EVALUATING GENOMIC SELECTION FOR APPLIED PLANT BREEDING
Plant, Soil and Nutrition Research
2011 Annual Report
1a.Objectives (from AD-416)
1. Select progeny based on genomic selection (GS) and phenotypic selection and compare their performance in subsequent field trials.
2. Assess the ability of GS to predict the true breeding value of a parent
3. Determine whether a trained GS model maintains accuracy over cycles of breeding.
4. Use simulations to assess scenarios for the introduction and implementation of GS in a breeding program to optimize short- and long-term success over cycles of GS.
1b.Approach (from AD-416)
Cooperating PI’s will run field experiments on sets of progeny to obtain phenotypic data; they will also extract DNA and obtain marker data. We will analyze these data using several genomic selection methods to generate predictions of breeding and genetic values based on marker data. In parallel, we will use these data and other data available from historical trials to estimate breeding and genetic values directly from phenotype and pedigree data. We will then correlate predictions with directly observed data to evaluate the accuracy of genomic selection.

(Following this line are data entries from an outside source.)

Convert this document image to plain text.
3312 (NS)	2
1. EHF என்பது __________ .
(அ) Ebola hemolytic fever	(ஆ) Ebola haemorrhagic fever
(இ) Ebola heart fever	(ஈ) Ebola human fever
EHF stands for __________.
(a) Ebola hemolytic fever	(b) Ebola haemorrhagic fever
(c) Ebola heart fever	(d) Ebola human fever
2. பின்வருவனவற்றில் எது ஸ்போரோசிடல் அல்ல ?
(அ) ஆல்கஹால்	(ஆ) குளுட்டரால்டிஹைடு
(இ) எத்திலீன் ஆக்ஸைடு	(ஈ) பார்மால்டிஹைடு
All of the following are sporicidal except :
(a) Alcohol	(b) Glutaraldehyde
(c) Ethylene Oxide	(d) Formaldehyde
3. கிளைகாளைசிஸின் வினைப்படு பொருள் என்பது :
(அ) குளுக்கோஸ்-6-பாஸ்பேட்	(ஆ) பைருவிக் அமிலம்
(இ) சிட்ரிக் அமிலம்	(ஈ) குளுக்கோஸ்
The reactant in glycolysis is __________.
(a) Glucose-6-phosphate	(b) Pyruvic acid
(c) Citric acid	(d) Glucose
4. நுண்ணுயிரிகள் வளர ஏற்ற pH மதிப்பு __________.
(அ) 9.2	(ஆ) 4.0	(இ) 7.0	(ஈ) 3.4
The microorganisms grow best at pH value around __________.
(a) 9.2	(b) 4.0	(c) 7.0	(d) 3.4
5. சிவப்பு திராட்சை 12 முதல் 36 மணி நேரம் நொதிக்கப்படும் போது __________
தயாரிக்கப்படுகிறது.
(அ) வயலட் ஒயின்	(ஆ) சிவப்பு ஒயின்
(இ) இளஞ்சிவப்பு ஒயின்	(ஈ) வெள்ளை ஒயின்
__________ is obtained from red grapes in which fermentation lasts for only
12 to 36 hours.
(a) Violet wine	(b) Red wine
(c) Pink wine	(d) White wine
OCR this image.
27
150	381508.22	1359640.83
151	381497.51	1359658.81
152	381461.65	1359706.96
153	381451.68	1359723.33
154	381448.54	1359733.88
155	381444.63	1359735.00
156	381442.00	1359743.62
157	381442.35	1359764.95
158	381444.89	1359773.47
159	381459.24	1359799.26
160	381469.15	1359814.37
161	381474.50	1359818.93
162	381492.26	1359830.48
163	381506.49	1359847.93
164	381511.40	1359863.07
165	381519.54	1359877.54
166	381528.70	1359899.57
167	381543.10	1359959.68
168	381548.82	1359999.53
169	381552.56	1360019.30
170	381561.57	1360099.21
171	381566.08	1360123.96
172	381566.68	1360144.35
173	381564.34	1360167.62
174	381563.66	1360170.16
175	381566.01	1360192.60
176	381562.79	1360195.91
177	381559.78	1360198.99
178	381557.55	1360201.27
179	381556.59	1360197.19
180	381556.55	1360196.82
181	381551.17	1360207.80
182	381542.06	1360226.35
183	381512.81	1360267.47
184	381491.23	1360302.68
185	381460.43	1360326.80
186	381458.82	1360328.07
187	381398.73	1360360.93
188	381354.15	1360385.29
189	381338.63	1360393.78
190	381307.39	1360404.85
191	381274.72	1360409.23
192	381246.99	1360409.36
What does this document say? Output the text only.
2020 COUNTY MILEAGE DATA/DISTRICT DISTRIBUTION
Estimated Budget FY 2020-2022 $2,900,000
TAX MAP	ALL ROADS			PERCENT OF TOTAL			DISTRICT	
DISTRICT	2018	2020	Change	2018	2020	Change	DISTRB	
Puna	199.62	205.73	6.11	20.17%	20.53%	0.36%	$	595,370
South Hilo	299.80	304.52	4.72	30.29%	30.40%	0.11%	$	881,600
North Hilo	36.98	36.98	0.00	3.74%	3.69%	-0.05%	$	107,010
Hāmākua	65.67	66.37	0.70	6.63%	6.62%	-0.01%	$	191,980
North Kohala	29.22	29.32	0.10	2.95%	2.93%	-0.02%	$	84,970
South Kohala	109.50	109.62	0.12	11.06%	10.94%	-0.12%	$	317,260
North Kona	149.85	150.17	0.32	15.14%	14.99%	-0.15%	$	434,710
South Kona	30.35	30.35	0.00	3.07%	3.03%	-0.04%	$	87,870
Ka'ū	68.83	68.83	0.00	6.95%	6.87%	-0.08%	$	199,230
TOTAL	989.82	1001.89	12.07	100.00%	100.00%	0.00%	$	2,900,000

Simulation and empirical studies of genomic selection (GS) show accuracies sufficient to generate rapid genetic gains. However, with the increased popularity of genomic selection approaches, numerous models have been proposed and no comparative analysis is available to identify the most promising models. Using eight datasets from wheat, barley, Arabidopsis, and maize, the predictive ability of currently available genomic selection models along with several machine learning methods, was evaluated. A similar level of accuracy was observed for many models, though computation times were quite different and effect estimates often were also. Our comparisons suggested that genomic selection in plant breeding programs could be based on a small set of models such as the Bayesian Lasso, weighted Bayesian shrinkage regression, reproducing kernel Hilbert spaces regression, and random forest (a machine learning method that could capture non additive effects). We were unsuccessful at combining different models to improve accuracy. We found large differences in accuracy between subpopulations within datasets that were not easy to explain. The broad diversity of empirical datasets tested added evidence that genomic selection could increase genetic gain per unit of time and cost.